Many people would argue that watching cozy murder mysteries is a mindless form of entertainment: an hour or so of clean cut whodunnit with minimal gore and a tight wrap-up. Those people have shortchanged the cozy mystery. Through extensive televisual research, I have come to realize that Jessica Fletcher, Hercule Poirot, and Rosemary & Thyme, just to name a few, have much to teach us about escaping murder. To save your life and your reputation, I have created a primer. I suggest you make a habit of heeding its precautions.
Portman Doe’s Primer for Not Being Murdered
1. When hunting, do not remove your orange safety vest even though it clashes with your heels.
2. Never wear someone else’s uniquely identifiable rain jacket on a dark night while walking down a deserted, rural road. Especially don’t wear the jacket if the owner of said jacket is hated by townsfolk.

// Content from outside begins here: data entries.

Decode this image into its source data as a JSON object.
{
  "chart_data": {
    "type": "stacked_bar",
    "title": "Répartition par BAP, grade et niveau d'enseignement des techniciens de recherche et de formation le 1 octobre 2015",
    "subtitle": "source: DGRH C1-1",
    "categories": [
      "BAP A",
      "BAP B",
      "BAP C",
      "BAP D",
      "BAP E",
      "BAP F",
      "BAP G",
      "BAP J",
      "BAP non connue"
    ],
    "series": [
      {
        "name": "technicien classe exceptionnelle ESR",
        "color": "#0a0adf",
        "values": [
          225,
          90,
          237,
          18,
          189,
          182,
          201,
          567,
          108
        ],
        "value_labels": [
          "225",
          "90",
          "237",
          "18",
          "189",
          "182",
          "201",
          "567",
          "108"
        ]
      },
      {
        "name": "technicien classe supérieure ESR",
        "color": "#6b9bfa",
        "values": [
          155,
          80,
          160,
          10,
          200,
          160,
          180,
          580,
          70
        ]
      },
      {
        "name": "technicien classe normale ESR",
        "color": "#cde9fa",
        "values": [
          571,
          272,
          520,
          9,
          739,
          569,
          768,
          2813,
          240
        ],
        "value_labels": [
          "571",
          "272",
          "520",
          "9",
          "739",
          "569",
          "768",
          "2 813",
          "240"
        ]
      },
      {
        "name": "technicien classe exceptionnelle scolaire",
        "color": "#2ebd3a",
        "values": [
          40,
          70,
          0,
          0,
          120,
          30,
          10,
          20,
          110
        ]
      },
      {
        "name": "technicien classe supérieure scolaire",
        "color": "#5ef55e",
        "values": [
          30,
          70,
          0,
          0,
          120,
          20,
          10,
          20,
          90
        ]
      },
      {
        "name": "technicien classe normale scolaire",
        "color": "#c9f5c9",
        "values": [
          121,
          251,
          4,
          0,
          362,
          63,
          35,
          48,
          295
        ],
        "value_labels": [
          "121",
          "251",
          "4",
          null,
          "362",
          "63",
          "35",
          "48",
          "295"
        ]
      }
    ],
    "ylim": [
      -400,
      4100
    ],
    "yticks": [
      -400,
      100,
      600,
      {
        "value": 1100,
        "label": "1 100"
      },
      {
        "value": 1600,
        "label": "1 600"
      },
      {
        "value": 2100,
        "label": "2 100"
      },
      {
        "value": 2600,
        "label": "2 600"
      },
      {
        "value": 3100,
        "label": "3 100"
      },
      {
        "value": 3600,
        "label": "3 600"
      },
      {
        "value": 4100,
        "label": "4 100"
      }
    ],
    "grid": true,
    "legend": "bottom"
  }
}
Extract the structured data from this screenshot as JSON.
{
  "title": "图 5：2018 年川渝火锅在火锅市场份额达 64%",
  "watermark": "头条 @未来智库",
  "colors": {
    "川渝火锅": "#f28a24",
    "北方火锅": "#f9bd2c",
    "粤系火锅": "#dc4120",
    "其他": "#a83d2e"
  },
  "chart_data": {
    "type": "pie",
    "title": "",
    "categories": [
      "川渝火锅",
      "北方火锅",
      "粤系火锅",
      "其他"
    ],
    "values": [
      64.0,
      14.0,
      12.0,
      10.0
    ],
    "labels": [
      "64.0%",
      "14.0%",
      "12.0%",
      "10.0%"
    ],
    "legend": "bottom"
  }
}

3. You can, indeed, be murdered by drowning in a vat of pinot noir. However, in your case, accidental death is more likely.
4. Don’t spend time with people who seem like they might be able to shoot a pistol with their feet. In general, housewives, these people are circus performers so we shouldn’t be hanging around them anyway.
5. If someone owns a trained chimpanzee, then the chimp is likely trained to help commit or cover up a murder. Stay away from chimpanzees.
6. Strychnine is bitter. More bitter than radicchio. Less bitter than my mother-in-law.
7. Don’t get impregnated by the adulterous president of the country club. Next thing you won’t know, you’ll be found in a sand trap. The extreme exfoliation will wreak havoc on your skin, and you’ll look terrible in an open casket.
8. Inviting a murder-solving mystery writer/gardener/spinster/Belgian as a guest in your home is the first step to being murdered.